New University Energy Centre Runs on Fossil Fuels

(Image: York Vision)

The Campus East Energy Centre, located between Langwith College and Constantine College, is running on fossil fuels, York Vision can confirm.

After a Freedom of Information request was submitted to the University, it has been revealed that the centre, which cost £8.1 million to build, is “currently being commissioned on natural gas.”

When in full operation, the centre is estimated to use approximately 27 million Kilowatt-hours (kWhrs) of gas per year, although the University have clarified that they have “yet to do further optimisation work to improve operational efficiency.”

Natural gas is formed from the remains of plants and animals trapped and compressed between layers of sediment underground.

It is considered to be a cleaner fuel to burn for energy, releasing fewer byproducts than oil and far less than coal. 

However, when burnt, natural gas still produces carbon dioxide, a potent greenhouse gas which is driving global temperatures to increase, and accelerating climate change.

Pierrick Roger, President of the University of York’s Student Union, told Vision, “I am extremely disappointed in the news of the new Energy Centre. Biogas and natural gas are not sustainable alternatives to more traditional fossil fuels. 

“Although they produce a lower amount of greenhouse gas emissions at point of use than other fossil fuels, biogas and natural gas are methane and are therefore extremely prone to huge amounts of methane leakage throughout production and transport. 

“The University knows this as I have repeatedly pointed it out to them. Over 20 years, methane gas has a global warming potential of 86, meaning it is 86 times more potent than carbon dioxide in warming our atmosphere.” 

Roger raised concern that the energy centre goes against the University’s clean energy transition commitments, saying: “This development is not in line with the energy transition the University has committed to. Campus should be hooked up to the national electrical grid where all electricity can be purchased from renewable sources as is currently being done, not more gas power plants. 

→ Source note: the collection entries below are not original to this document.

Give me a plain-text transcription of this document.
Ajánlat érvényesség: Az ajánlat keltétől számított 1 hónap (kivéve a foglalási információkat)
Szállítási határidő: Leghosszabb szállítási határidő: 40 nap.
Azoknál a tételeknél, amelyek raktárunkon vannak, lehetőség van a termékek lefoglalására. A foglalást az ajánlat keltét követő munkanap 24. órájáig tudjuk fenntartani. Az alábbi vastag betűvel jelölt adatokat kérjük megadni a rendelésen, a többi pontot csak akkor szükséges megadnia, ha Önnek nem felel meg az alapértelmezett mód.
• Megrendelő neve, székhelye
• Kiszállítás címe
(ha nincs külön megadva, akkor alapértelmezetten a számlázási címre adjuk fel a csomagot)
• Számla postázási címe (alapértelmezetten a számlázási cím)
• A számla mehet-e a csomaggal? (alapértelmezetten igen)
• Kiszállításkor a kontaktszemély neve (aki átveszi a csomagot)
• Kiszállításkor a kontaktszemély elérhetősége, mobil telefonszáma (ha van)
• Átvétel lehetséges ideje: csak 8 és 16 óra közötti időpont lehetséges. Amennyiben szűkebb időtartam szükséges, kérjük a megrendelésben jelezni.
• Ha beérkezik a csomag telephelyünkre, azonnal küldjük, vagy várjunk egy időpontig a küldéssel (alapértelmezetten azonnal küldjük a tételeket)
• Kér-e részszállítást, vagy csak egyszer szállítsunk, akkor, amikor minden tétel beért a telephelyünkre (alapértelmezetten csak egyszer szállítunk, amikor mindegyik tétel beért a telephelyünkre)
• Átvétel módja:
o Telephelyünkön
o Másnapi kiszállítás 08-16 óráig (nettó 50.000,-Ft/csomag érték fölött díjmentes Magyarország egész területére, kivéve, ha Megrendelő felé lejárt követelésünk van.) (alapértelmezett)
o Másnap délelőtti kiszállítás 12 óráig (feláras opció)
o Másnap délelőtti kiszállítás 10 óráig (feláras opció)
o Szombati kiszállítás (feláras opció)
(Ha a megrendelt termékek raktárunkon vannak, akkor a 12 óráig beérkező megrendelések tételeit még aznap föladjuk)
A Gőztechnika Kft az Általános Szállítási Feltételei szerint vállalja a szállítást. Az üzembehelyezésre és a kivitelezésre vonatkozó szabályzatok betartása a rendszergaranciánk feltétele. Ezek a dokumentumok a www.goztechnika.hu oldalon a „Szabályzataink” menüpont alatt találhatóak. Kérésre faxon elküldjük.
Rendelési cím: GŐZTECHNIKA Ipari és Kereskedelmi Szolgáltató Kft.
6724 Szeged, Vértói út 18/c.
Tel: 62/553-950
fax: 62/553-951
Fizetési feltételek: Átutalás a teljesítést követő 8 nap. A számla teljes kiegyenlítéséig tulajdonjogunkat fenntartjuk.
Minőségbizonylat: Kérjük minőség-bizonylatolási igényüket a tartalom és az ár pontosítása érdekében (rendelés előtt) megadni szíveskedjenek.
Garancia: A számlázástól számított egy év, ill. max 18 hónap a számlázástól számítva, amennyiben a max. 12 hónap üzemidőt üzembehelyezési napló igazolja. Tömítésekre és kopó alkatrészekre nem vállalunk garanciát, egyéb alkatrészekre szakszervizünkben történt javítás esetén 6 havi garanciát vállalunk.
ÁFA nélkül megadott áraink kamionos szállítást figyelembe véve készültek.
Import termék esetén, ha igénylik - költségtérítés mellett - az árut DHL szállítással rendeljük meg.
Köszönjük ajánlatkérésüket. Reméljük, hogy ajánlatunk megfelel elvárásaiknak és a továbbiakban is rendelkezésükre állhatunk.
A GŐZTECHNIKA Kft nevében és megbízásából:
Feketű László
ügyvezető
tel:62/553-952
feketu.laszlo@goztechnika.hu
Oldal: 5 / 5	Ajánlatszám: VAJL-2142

“The University has not achieved a single one of its emissions goals over the last 15 years, and this development only pulls us even deeper into the emissions hole we’re in.”

The energy centre uses Combined Heat and Power (CHP), a method hailed by many as far more efficient than other conventional means for generating energy or heat.

By intentionally generating both heat and power at the same time, carefully monitoring the two, and capturing the heat (which usually escapes and is wasted as a byproduct in typical power stations), CHP systems can reduce carbon emissions by up to 30%, and help reduce energy bills by 20%, according to the UK Government.

The centre aims to maintain a steady supply of energy for Campus East over the next 10 years as it expands, and heat produced by the facility will be used to heat buildings at the University to reduce waste.

The new centre, which started construction in October 2021, was only just completed in March this year. Currently, it is undergoing “seasonal commissioning” to get connected up to the University heat and power network, and monitored for efficiency.

While the centre is currently using natural gas, the University confirmed that “the energy centre is designed to run on multiple fuels including biogas [but] it is currently being commissioned on natural gas.”

The University commented: “The Energy Centre has been constructed to last in excess of 50 years, and the generating plant within it is expected to satisfy the ongoing expansion of Campus East over the next 10 years. The design of the building is such that it can readily be extended and adapted as the University energy demands continue to change allowing new technology to be adopted as necessary in future years.”